Son anda kurtulmak, yani hayatımızı güzel sonlandırmak elimizde mi?
Global bir köy haline gelen dünyada Kültür Emperyalizminden söz edilebilir mi?
Dünyada “çarklar” nasıl dönüyor?
diye sordum kendime Squid Game’i (Kalamar Oyunu) izledikten sonra, yazımın bir kısmı spoiler içerir. Ama bana sorarsanız, önce hepsini okuyun ve diziyi daha rahat ve düşünerek seyredin. Hala hatırımdadır, Matrix filmini o zaman adaşım olan CIOmuz ile izlemiştim ve ben çok keyif almıştım açıklamalarından, ama diğer izleyicileri bilemiyorum tabi. 🙂 Neyse karar sizin.

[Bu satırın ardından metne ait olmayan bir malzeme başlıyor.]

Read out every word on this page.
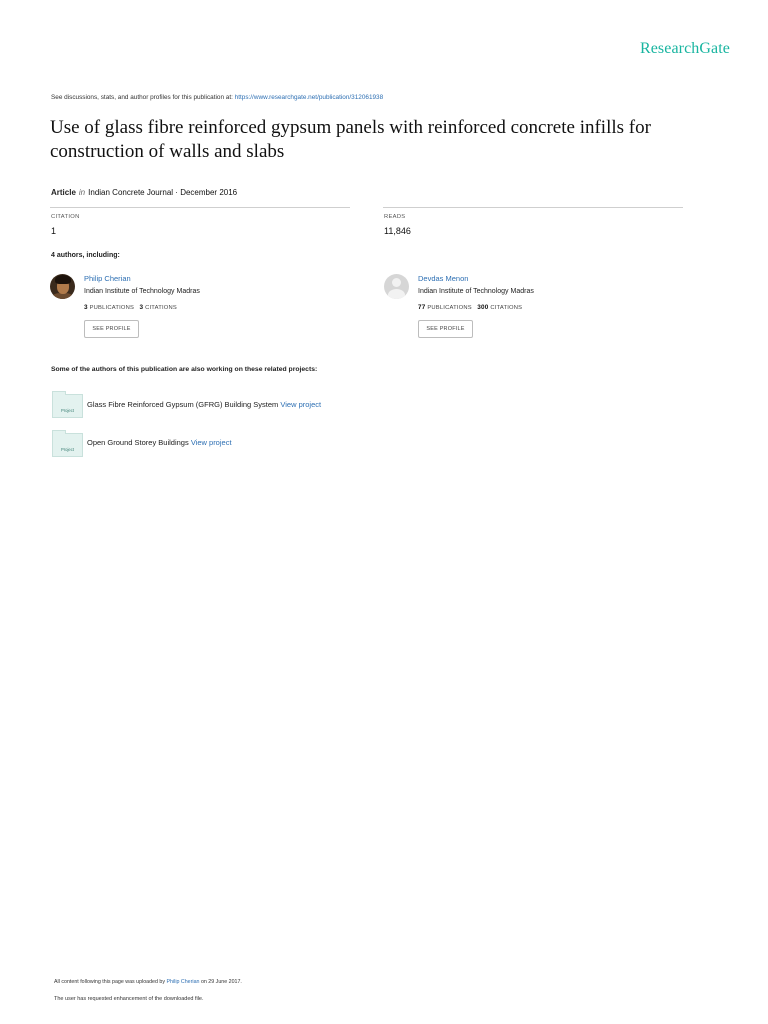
ResearchGate
See discussions, stats, and author profiles for this publication at: https://www.researchgate.net/publication/312061938
Use of glass fibre reinforced gypsum panels with reinforced concrete infills for construction of walls and slabs
Article in Indian Concrete Journal · December 2016
CITATION
1
READS
11,846
4 authors, including:
Philip Cherian
Indian Institute of Technology Madras
3 PUBLICATIONS 3 CITATIONS
SEE PROFILE
Devdas Menon
Indian Institute of Technology Madras
77 PUBLICATIONS 300 CITATIONS
SEE PROFILE
Some of the authors of this publication are also working on these related projects:
Project
Glass Fibre Reinforced Gypsum (GFRG) Building System View project
Project
Open Ground Storey Buildings View project
All content following this page was uploaded by Philip Cherian on 29 June 2017.
The user has requested enhancement of the downloaded file.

Kısa bir süre önce merak edip “Netflix’in tüm zamanların en çok izlenen dizisi” olarak” ünlenen Squid Game’i (Kalamar Oyunu) izledim. Dizinin yazarı ve yönetmeni 50 yaşındaki Hwang Dong Hyuk dizi fikrinin, küresel mali krizin ardından 2009 yılında kendi ailesinin maddi zorluklarından çıktığını söylüyor. Dizi Netflix projesi değil, Güney Kore’de TV kanallarından biri için yapılmış bir dizi… Annesi çalıştığı şirketten emekli olduğu için babaannesiyle birlikte yaşıyorlarmış, maddi olarak zorlanmışlar. Üzerinde çalıştığı bir film varmış ama finansman bulamamış. Bu yüzden de yaklaşık bir yıl çalışamamış. Kredi çekmek zorunda kalmış. Güney Kore dünyanın en borçlu insanlarından oluşuyor. 2019’da Oscar alan Güney Kore yapımı Parazit’in konusu da kapitalizm eleştirisi idi. Güney Kore bir fincan kahve için bile borç alabileceğiniz bir yer. Hane halkı borcu toplam milli gelirden daha fazla. Ama kötü yatırımlar, kötü alışkanlıklar, gereksiz harcama, şanssızlık insanları yüksek riskli kazanç yollarına itiyor. Umdukları olmayınca da borç batağında herşeyi yapma potansiyelleri oluyor. Kısa bir süre önce Türkiye’de de evini, arsasını satıp yüksek fiyattan dolar alıp, sonra varlık kaybına uğrayanlar olmadı mı? Hwang Dong Hyuk Güney Kore usulü yani asyavari kapitalizm eleştirisi yapmış anlayacağınız. Şimdi yazımda sizlerle kültür üretimi ve güdümünden bahsetmek istiyorum, bakalım ne kadar uyuşacağız.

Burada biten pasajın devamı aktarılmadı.